Pamela Cobb, from the ONS’s Centre for Ageing and Demography, said: “Life expectancy has increased in the UK over the last 40 years, albeit at a slower pace in the last decade.
“However, the coronavirus pandemic led to a greater number of deaths than normal in 2020.
“Consequently, in the latest estimates, we see virtually no improvement in life expectancy for women compared to 2015 to 2017 at 82.9 years, while for men life expectancy has fallen back to levels reported for 2012 to 2014, at 79 years.
“This is the first time that we have seen a decrease in non-overlapping periods of time since the series started in the 1980s.
“These estimates rely on the assumption that current levels of mortality, which are unusually high, will continue for the rest of someone’s life.

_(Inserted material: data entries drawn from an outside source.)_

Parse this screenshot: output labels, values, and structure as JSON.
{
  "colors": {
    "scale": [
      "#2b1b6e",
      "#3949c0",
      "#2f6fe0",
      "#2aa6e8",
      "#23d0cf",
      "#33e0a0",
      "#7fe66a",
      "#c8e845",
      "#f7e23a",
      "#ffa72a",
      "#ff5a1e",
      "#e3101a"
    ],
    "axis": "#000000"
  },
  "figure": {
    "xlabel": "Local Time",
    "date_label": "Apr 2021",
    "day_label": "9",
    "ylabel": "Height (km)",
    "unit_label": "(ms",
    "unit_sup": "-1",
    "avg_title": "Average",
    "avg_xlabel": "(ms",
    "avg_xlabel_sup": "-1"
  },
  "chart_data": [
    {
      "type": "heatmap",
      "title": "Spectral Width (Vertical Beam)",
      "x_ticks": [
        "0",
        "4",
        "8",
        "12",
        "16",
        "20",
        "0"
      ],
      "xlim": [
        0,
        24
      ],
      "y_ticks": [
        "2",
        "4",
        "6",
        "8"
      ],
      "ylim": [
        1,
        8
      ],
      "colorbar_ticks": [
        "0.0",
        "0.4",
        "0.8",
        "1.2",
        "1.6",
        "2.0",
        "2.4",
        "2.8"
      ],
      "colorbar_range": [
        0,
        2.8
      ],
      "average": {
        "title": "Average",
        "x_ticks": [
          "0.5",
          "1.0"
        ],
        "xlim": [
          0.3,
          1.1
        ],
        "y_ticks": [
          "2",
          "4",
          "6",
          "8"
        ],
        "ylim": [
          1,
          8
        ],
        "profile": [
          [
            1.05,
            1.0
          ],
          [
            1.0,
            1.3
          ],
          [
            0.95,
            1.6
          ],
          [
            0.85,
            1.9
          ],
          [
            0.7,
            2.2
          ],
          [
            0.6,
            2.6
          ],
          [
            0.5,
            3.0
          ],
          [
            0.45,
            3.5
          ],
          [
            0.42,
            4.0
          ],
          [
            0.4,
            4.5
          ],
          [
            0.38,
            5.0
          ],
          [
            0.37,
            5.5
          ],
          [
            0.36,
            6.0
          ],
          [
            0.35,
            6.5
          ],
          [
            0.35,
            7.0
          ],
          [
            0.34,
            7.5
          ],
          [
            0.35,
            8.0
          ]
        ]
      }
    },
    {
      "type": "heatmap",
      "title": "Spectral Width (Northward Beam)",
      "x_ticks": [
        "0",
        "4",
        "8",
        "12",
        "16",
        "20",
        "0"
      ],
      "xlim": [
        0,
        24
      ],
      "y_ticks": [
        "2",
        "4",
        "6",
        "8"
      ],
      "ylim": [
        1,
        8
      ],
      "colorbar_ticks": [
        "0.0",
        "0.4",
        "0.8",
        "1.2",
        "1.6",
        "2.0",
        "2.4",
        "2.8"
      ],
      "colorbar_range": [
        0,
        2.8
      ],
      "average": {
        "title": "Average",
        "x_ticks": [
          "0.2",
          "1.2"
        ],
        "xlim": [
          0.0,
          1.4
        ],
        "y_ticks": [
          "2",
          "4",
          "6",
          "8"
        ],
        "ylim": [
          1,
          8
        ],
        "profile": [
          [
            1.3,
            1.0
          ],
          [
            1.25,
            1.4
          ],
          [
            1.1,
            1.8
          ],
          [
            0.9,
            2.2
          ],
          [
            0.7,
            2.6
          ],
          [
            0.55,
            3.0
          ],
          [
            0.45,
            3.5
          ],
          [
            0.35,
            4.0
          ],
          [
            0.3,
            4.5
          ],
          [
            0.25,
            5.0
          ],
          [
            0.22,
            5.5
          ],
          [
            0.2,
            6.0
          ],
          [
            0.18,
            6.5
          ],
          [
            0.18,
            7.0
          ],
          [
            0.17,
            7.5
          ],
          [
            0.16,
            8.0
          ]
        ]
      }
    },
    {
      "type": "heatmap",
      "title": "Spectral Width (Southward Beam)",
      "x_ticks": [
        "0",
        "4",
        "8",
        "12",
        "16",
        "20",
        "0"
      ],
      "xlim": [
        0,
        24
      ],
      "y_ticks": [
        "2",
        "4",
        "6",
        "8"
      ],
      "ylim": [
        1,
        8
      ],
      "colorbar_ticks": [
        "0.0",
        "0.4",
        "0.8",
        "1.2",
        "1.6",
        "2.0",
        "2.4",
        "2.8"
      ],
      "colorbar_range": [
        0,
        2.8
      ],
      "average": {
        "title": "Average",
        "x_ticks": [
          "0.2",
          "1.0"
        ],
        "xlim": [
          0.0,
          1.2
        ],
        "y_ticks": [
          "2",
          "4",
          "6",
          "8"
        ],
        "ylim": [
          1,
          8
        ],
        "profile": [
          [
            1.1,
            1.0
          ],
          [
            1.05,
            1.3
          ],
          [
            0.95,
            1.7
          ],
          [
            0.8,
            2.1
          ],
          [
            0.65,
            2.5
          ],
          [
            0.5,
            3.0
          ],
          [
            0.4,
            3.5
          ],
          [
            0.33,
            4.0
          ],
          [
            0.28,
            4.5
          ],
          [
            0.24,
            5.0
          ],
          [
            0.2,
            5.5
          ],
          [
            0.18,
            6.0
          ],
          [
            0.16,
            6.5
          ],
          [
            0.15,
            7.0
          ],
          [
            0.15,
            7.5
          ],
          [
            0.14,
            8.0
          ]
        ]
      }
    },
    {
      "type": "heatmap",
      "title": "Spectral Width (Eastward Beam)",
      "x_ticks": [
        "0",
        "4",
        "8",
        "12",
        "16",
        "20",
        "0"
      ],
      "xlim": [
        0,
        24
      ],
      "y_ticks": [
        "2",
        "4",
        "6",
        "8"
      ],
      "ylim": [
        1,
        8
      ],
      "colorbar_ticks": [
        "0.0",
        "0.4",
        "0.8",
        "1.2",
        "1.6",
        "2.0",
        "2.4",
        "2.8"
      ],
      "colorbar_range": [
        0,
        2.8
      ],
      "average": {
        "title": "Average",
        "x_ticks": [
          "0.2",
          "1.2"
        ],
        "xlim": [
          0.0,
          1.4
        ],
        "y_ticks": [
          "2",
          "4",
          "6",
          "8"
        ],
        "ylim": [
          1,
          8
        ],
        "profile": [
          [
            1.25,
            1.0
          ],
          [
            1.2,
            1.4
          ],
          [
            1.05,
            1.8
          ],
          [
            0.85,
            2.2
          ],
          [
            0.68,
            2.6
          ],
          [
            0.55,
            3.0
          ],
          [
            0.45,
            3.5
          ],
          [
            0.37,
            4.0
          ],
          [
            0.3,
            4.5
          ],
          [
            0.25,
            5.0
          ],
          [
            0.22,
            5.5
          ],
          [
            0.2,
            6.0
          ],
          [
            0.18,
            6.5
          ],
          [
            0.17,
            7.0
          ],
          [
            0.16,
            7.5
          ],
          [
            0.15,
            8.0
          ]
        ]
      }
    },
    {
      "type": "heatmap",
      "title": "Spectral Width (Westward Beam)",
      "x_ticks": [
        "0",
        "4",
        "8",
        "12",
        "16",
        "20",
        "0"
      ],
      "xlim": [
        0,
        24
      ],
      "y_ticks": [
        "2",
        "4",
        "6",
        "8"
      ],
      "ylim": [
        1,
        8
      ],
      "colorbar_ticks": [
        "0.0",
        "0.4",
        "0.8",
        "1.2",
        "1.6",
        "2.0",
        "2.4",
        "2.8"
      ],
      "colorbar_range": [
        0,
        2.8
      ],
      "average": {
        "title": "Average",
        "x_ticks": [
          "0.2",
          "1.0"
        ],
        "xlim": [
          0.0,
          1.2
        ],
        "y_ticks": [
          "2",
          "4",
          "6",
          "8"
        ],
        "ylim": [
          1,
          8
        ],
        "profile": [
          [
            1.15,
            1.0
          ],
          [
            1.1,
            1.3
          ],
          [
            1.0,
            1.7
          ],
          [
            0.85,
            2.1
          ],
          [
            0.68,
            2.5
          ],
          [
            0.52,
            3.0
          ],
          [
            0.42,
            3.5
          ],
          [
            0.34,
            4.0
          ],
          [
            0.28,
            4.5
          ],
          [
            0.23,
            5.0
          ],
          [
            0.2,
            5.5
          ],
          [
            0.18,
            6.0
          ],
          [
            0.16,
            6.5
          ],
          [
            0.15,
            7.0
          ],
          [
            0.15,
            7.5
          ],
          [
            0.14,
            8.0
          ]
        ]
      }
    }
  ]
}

“If the coronavirus pandemic ends and future mortality consequences are known, then it is possible for life expectancy to return to an improving trend.”
There are slight variations between the UK’s four nations, with male life expectancy in Scotland falling from 77 to 76.8 and female life expectancy from 81.1 to 81.
Meanwhile in Wales, life expectancy for women dropped from 82.3 to 82.1, but remained unchanged for men at 78.3 years.
In Northern Ireland, life expectancy for both men and women both rose – from 78.4 to 78.7 for the former, and from 82.3 to 82.4 for the latter.
Christine Jeavans, a data journalist for BBC News, commented on the news, explaining life expectancy at birth doesn’t predict an “actual lifespan”.
Instead, she says it shows “the average age a newborn would live to if current death rates continued for their whole life”.
She commented: “As Covid death rates are unlikely to continue long-term, today’s estimates do not mean a boy born in 2020 will have a shorter life than one born in 2019.”